One of the hard-but-should-be-easy tasks is that of text input and text output. Text is simple compared to graphics, but people and code founder on the handling of text because the byte streams have meaning, and we have to encode and decode to turn byte streams into meaningful symbols.

Starting with the earliest uses of computers to store and manipulate text, the idea of a code table arose - a mapping between integers and characters. After many incompatible vendor tables, the ASCII mapping was standardized in 1963. Since virtually all computing was in English at the time, a generation of programmers grew up not realizing that this was in fact an arbitrary encoding.

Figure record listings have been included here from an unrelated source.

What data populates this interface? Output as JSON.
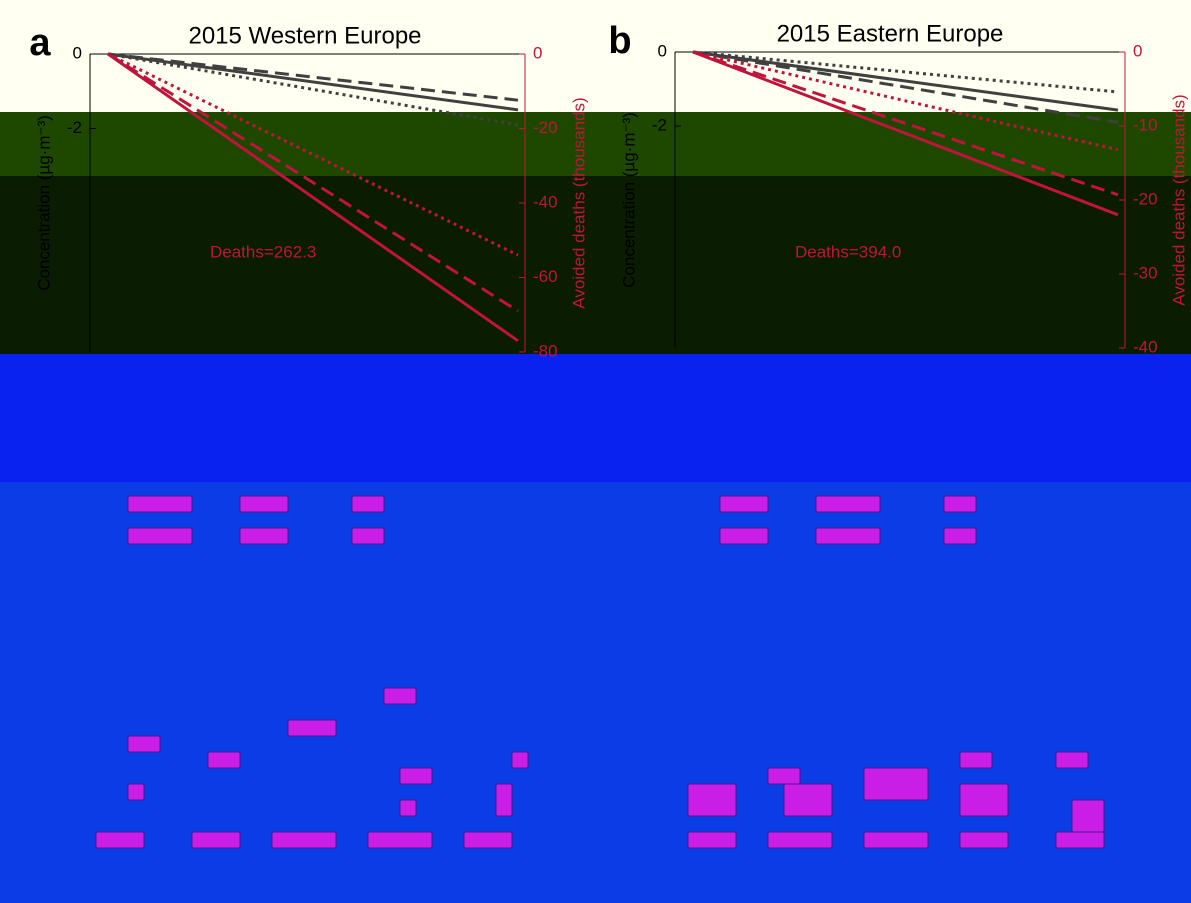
{
  "chart_data": [
    {
      "type": "line",
      "panel_label": "a",
      "title": "2015 Western Europe",
      "y_label": "Concentration (µg·m⁻³)",
      "y2_label": "Avoided deaths (thousands)",
      "annotation": "Deaths=262.3",
      "categories": [
        null,
        null
      ],
      "ylim": [
        -8,
        0
      ],
      "yticks": [
        0,
        -2
      ],
      "y2lim": [
        -80,
        0
      ],
      "y2ticks": [
        0,
        -20,
        -40,
        -60,
        -80
      ],
      "series": [
        {
          "color": "#404040",
          "dash": "dashed",
          "values": [
            0,
            -1.24
          ]
        },
        {
          "color": "#404040",
          "dash": "solid",
          "values": [
            0,
            -1.5
          ]
        },
        {
          "color": "#404040",
          "dash": "dotted",
          "values": [
            0,
            -1.9
          ]
        },
        {
          "color": "#c0143c",
          "dash": "dotted",
          "axis": "y2",
          "values": [
            0,
            -54
          ]
        },
        {
          "color": "#c0143c",
          "dash": "dashed",
          "axis": "y2",
          "values": [
            0,
            -69
          ]
        },
        {
          "color": "#c0143c",
          "dash": "solid",
          "axis": "y2",
          "values": [
            0,
            -77
          ]
        }
      ]
    },
    {
      "type": "line",
      "panel_label": "b",
      "title": "2015 Eastern Europe",
      "y_label": "Concentration (µg·m⁻³)",
      "y2_label": "Avoided deaths (thousands)",
      "annotation": "Deaths=394.0",
      "categories": [
        null,
        null
      ],
      "ylim": [
        -8,
        0
      ],
      "yticks": [
        0,
        -2
      ],
      "y2lim": [
        -40,
        0
      ],
      "y2ticks": [
        0,
        -10,
        -20,
        -30,
        -40
      ],
      "series": [
        {
          "color": "#404040",
          "dash": "dotted",
          "values": [
            0,
            -1.08
          ]
        },
        {
          "color": "#404040",
          "dash": "solid",
          "values": [
            0,
            -1.57
          ]
        },
        {
          "color": "#404040",
          "dash": "dashed",
          "values": [
            0,
            -1.9
          ]
        },
        {
          "color": "#c0143c",
          "dash": "dotted",
          "axis": "y2",
          "values": [
            0,
            -13.2
          ]
        },
        {
          "color": "#c0143c",
          "dash": "dashed",
          "axis": "y2",
          "values": [
            0,
            -19.3
          ]
        },
        {
          "color": "#c0143c",
          "dash": "solid",
          "axis": "y2",
          "values": [
            0,
            -22
          ]
        }
      ]
    }
  ]
}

Since ASCII was a 7-bit code, vendors started putting other characters into the remaining 128 entries in the table. Some put graphic characters, others put characters from other European countries as computers became more generally used. This latter caused the proliferation of a number of half-compatible character sets - all respected the ASCII standard, but added their own characters for their language needs. This made transporting ASCII text between systems safe, but not transporting text using code points 128-255.

IBM, with the introduction of the IBM PC, decided to embrace variants. The character set of the original IBM PC/MS-DOS was called code page 437, reflecting the character set built into the original EGA video hardware. As the IBM PC became very popular and spread to other countries, more code pages were added to enable users to process and store strings in their own languages as directly as possible. The terminology “code page” originated with IBM’s EBCIDIC-based mainframes. This is why the ASCII-based IBM PC is code page 437, because earlier code page numbers were attached to EBCDIC variants.

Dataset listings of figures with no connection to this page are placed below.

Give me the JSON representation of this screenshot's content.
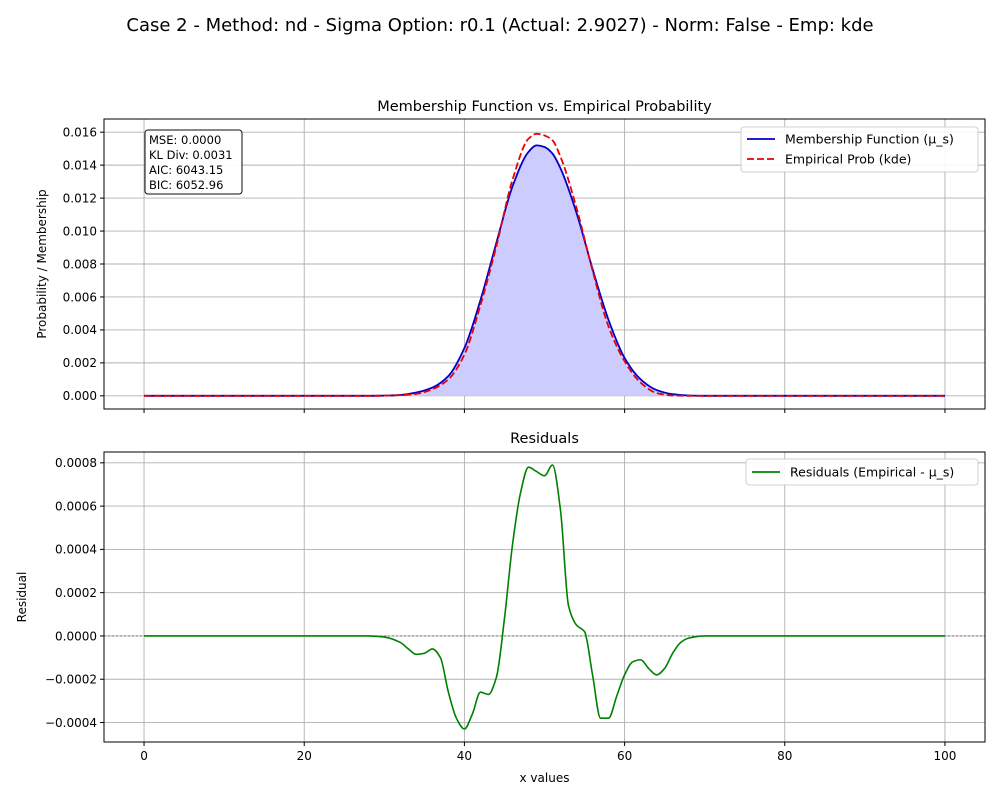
{
  "suptitle": "Case 2 - Method: nd - Sigma Option: r0.1 (Actual: 2.9027) - Norm: False - Emp: kde",
  "colors": {
    "membership": "#0000cc",
    "empirical": "#ee0000",
    "fill": "#ccccff",
    "residuals": "#008000",
    "zero_line": "#808080"
  },
  "chart_data": [
    {
      "type": "line",
      "title": "Membership Function vs. Empirical Probability",
      "xlabel": "",
      "ylabel": "Probability / Membership",
      "xlim": [
        -5,
        105
      ],
      "ylim": [
        -0.0008,
        0.0168
      ],
      "xticks": [
        0,
        20,
        40,
        60,
        80,
        100
      ],
      "yticks": [
        0.0,
        0.002,
        0.004,
        0.006,
        0.008,
        0.01,
        0.012,
        0.014,
        0.016
      ],
      "ytick_labels": [
        "0.000",
        "0.002",
        "0.004",
        "0.006",
        "0.008",
        "0.010",
        "0.012",
        "0.014",
        "0.016"
      ],
      "grid": true,
      "legend_position": "top-right",
      "stats_box": [
        "MSE: 0.0000",
        "KL Div: 0.0031",
        "AIC: 6043.15",
        "BIC: 6052.96"
      ],
      "series": [
        {
          "name": "Membership Function (μ_s)",
          "style": "solid",
          "x": [
            0,
            10,
            20,
            28,
            30,
            32,
            34,
            36,
            38,
            40,
            42,
            44,
            46,
            48,
            49,
            50,
            51,
            52,
            54,
            56,
            58,
            60,
            62,
            64,
            66,
            68,
            70,
            72,
            80,
            90,
            100
          ],
          "y": [
            0,
            0,
            0,
            0,
            1e-05,
            5e-05,
            0.0002,
            0.0005,
            0.0012,
            0.0029,
            0.0058,
            0.0093,
            0.0127,
            0.0148,
            0.0152,
            0.0151,
            0.0147,
            0.0138,
            0.0111,
            0.0077,
            0.0046,
            0.0023,
            0.001,
            0.00035,
            0.0001,
            2e-05,
            0,
            0,
            0,
            0,
            0
          ]
        },
        {
          "name": "Empirical Prob (kde)",
          "style": "dashed",
          "x": [
            0,
            10,
            20,
            28,
            30,
            32,
            34,
            36,
            38,
            40,
            42,
            44,
            46,
            48,
            49,
            50,
            51,
            52,
            54,
            56,
            58,
            60,
            62,
            64,
            66,
            68,
            70,
            72,
            80,
            90,
            100
          ],
          "y": [
            0,
            0,
            0,
            0,
            1e-05,
            4e-05,
            0.00012,
            0.0004,
            0.001,
            0.0025,
            0.0055,
            0.0091,
            0.0131,
            0.0156,
            0.0159,
            0.0158,
            0.0155,
            0.0145,
            0.0114,
            0.0076,
            0.0042,
            0.0021,
            0.0008,
            0.00017,
            2e-05,
            0,
            0,
            0,
            0,
            0,
            0
          ]
        }
      ]
    },
    {
      "type": "line",
      "title": "Residuals",
      "xlabel": "x values",
      "ylabel": "Residual",
      "xlim": [
        -5,
        105
      ],
      "ylim": [
        -0.00049,
        0.00085
      ],
      "xticks": [
        0,
        20,
        40,
        60,
        80,
        100
      ],
      "xtick_labels": [
        "0",
        "20",
        "40",
        "60",
        "80",
        "100"
      ],
      "yticks": [
        -0.0004,
        -0.0002,
        0.0,
        0.0002,
        0.0004,
        0.0006,
        0.0008
      ],
      "ytick_labels": [
        "−0.0004",
        "−0.0002",
        "0.0000",
        "0.0002",
        "0.0004",
        "0.0006",
        "0.0008"
      ],
      "grid": true,
      "legend_position": "top-right",
      "zero_line": 0,
      "series": [
        {
          "name": "Residuals (Empirical - μ_s)",
          "style": "solid",
          "x": [
            0,
            10,
            20,
            28,
            30,
            32,
            33,
            34,
            35,
            36,
            37,
            38,
            39,
            40,
            41,
            42,
            43,
            44,
            45,
            46,
            47,
            48,
            49,
            50,
            51,
            52,
            53,
            54,
            55,
            56,
            57,
            58,
            59,
            60,
            61,
            62,
            63,
            64,
            65,
            66,
            67,
            68,
            70,
            80,
            90,
            100
          ],
          "y": [
            0,
            0,
            0,
            0,
            -5e-06,
            -3e-05,
            -6e-05,
            -8.5e-05,
            -8e-05,
            -6e-05,
            -0.0001,
            -0.00026,
            -0.00038,
            -0.00043,
            -0.00036,
            -0.00026,
            -0.00027,
            -0.00019,
            8e-05,
            0.00042,
            0.00066,
            0.00078,
            0.00076,
            0.00074,
            0.00079,
            0.00058,
            0.00014,
            5e-05,
            2e-05,
            -0.00018,
            -0.00038,
            -0.00038,
            -0.00028,
            -0.00018,
            -0.00012,
            -0.00011,
            -0.00015,
            -0.00018,
            -0.00015,
            -8e-05,
            -3e-05,
            -1e-05,
            0,
            0,
            0,
            0
          ]
        }
      ]
    }
  ]
}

In very short order, 8 bits was no longer sufficient to encode all the characters required by a single user; languages like Japanese require thousands of characters for even a minimal usable subset. The first serious effort was for Japanese, which introduced multi-byte character sets, where the first character could be a “shift” character selecting from a range of secondary tables, to allow some degree of compatibility with code that knew how to process ASCII characters. DBCS (double byte character set) encodings followed for Traditional Chinese, Korean, and Simplified Chinese.

Code points

Starting with Unicode, the idea of the code point was solidified. That is, characters map to abstract numbers known as code points. Then, code points can be encoded into bits by using any one of a number of encoding schemes.

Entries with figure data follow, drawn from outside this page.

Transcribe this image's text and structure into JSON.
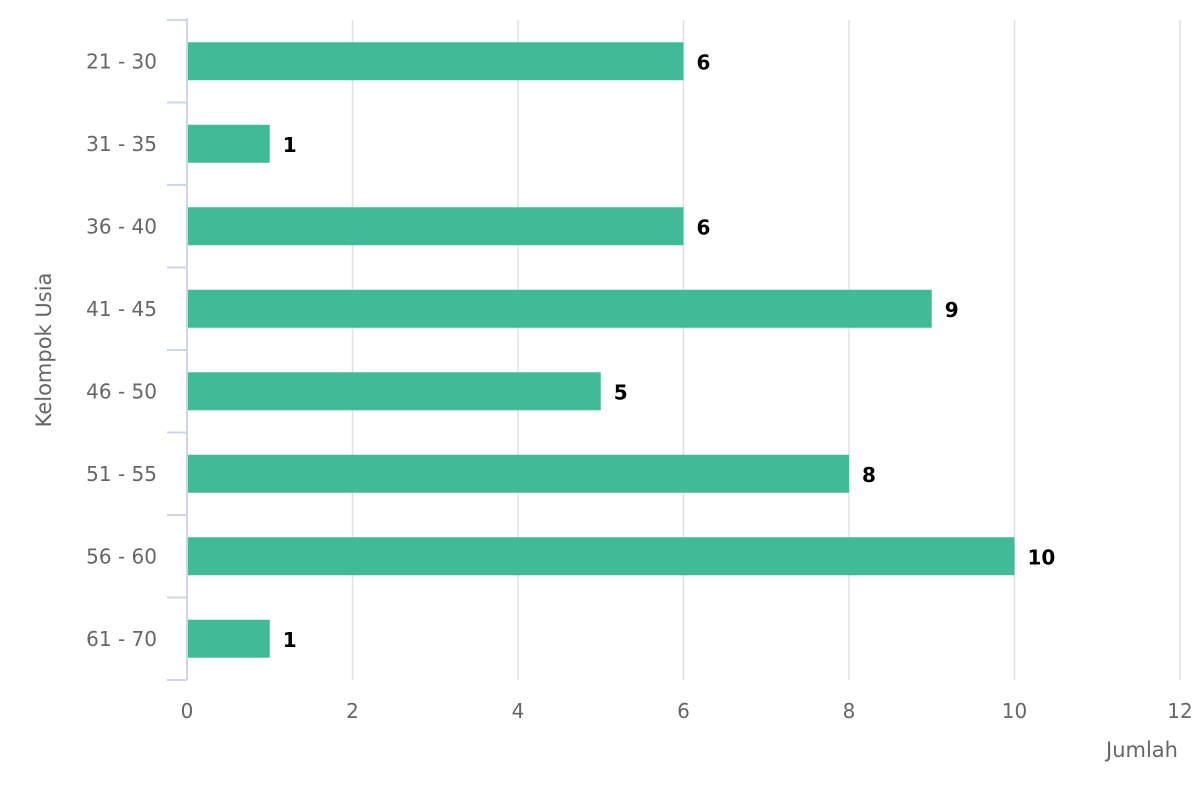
{
  "chart_data": {
    "type": "bar",
    "orientation": "horizontal",
    "categories": [
      "21 - 30",
      "31 - 35",
      "36 - 40",
      "41 - 45",
      "46 - 50",
      "51 - 55",
      "56 - 60",
      "61 - 70"
    ],
    "values": [
      6,
      1,
      6,
      9,
      5,
      8,
      10,
      1
    ],
    "title": "",
    "xlabel": "Jumlah",
    "ylabel": "Kelompok Usia",
    "xlim": [
      0,
      12
    ],
    "x_ticks": [
      0,
      2,
      4,
      6,
      8,
      10,
      12
    ],
    "grid": true,
    "data_labels": true,
    "legend": "none",
    "colors": {
      "bar": "#41bb97",
      "grid": "#e0e0e0",
      "axis": "#ccd6eb",
      "tick_text": "#666666",
      "data_label_text": "#000000"
    }
  }
}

This didn’t just make the process of encoding and decoding characters based on a character set more straightforward, it also made it simpler to translate between character sets, because you could use some universal code point system as the point of contact. Such a system doesn’t actually exist, although we can pretend that Unicode is that system, because Unicode was formed originally by inspecting as many existing character sets as possible, as well as creating new code points not satisfied by any existing character set.

Reference

Single-byte

Unicode

  • Unicode character table. Useful browseable chart of all Unicode characters.
  • UTF-8 Everywhere. A manifesto declaiming the use of UTF-8 for all manipulation of Unicode strings except as mandated by a specific API.

Windows

Windows prefers UTF-16. All APIs come in two flavors: UNICODE, where the characters are in UTF-16, and multibyte, where the characters are encoded according to a code page.

Encoding/decoding

  • chardet 2.3.0. Detect a number of character encodings by inspecting the text.